The Crimson Ribbon is set during the English Civil War and tells the story of fifteen year old Ruth Flowers who is forced to leave her home village after her mother is hanged for witchcraft. Being hunted herself, Ruth meets Joseph Oakes, a troubled young man who has deserted from Cromwell’s army, and they decide to travel to London together. However, Ruth is suspicious of Joseph’s true motives so she runs away from him as soon as they arrive in the city and makes her way to the Poole household where she is given a place as a maid.
Ruth quickly falls under the spell of the enigmatic Elizabeth Poole and decides to use one of her mother’s charms to bind their lives together. However, it isn’t long before Ruth’s path crosses once more with that of Joseph but Ruth is oblivious to his growing attachment to her as she is still blinded by Elizabeth’s powerful personality. As days turn into months, Ruth’s happiness is soon shattered when her past comes back to haunt her and Elizabeth finds herself in trouble with her pastor. Forced to flee London, the two women set up home in Abingdon where they take their relationship a step further by becoming lovers but their new life is threatened by Elizabeth’s growing fervour for religion.
When Elizabeth claims to be receiving messages from God urging Oliver Cromwell to spare the life of Charles I, she becomes caught up in a dangerous game of politics which may prove fatal for both her and Ruth.
The Crimson Ribbon is an amazing debut which is not only set in one of my favourite historical eras but also explores the fascinating topic of the witch hunts where many women were falsely accused of consorting with the devil and were tortured into confessing their unholy crimes.

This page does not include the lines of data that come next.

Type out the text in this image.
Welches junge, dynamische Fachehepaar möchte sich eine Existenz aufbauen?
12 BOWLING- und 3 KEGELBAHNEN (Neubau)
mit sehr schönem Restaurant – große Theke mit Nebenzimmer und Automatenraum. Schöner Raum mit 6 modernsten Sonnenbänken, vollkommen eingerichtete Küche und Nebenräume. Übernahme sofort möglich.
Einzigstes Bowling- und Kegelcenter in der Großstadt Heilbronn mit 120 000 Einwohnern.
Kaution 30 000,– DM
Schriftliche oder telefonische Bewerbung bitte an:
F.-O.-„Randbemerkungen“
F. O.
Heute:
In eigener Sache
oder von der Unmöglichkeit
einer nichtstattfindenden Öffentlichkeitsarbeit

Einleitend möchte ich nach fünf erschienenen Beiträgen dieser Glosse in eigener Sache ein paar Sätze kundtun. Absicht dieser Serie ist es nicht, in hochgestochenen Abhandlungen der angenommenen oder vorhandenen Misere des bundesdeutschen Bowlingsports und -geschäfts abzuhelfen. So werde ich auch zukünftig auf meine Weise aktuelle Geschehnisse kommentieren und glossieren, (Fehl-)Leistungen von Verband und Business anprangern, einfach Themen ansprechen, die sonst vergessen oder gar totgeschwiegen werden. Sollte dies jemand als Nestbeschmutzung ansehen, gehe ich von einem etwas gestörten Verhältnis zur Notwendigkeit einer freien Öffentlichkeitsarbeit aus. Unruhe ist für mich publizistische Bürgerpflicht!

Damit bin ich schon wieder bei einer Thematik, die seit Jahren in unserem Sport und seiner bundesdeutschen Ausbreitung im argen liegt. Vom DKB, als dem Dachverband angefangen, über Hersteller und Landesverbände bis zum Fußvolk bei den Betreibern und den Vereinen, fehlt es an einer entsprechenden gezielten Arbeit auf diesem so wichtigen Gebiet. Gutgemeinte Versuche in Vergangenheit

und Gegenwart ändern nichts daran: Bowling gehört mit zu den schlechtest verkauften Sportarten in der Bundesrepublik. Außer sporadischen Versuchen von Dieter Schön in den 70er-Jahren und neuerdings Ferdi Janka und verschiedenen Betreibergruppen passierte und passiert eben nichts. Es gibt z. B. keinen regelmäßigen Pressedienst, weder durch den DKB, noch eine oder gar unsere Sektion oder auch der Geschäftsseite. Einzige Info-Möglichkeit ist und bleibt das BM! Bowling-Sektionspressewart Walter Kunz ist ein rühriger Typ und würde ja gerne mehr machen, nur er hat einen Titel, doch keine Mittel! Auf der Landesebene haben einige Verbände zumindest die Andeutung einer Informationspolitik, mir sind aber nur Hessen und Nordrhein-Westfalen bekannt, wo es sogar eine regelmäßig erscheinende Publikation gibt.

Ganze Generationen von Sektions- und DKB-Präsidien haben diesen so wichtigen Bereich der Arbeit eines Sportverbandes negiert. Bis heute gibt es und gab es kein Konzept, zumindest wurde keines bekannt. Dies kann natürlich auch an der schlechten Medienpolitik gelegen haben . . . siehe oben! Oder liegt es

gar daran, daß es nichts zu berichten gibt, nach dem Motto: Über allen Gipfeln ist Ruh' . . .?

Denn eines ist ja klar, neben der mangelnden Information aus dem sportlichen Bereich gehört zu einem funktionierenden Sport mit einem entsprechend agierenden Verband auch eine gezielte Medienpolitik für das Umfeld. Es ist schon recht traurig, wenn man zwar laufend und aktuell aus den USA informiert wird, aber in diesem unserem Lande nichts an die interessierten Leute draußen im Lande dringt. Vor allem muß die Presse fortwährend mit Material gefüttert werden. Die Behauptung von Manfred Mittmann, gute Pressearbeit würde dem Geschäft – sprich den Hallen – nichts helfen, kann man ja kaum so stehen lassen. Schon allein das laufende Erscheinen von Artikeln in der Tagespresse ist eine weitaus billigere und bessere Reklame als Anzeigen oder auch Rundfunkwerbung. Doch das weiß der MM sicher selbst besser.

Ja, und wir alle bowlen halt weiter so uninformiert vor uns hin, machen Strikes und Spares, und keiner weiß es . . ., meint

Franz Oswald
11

The spectre of witchcraft hangs over Ruth for much of the novel, however it is never better portrayed than in the opening chapter when Ruth’s mother is unjustly blamed for the delivery of a deformed child. The villagers work themselves into a frenzy denouncing both Ruth and her mother with wicked accusations about their behaviour and Ruth is forced to witness her mother being hanged.
The book is narrated by Ruth in the present tense which is not normally to my liking, however I’ve been reading a few books in this tense lately so I actually found it easy to read and barely noticed which hopefully means I’m getting used to it. Despite being told solely from Ruth’s point of view, it was easy to discern when Ruth was being blinded by her love for Elizabeth and I desperately wanted to shake her at certain points.
Elizabeth Poole is a real life historical figure of whom little is known but I think the author did an intelligent job of filling in the gaps and bringing Elizabeth to life. Elizabeth isn’t really a character you can have sympathy with as she uses people and causes them a lot of heartache as her mental health declines. The relationship between Elizabeth and Ruth is marred by Ruth’s inability to see Elizabeth’s true colours and I felt it was given too much attention to the detriment of Joseph. Joseph could’ve been a really interesting character if he had been given more of a voice and not consigned into the background.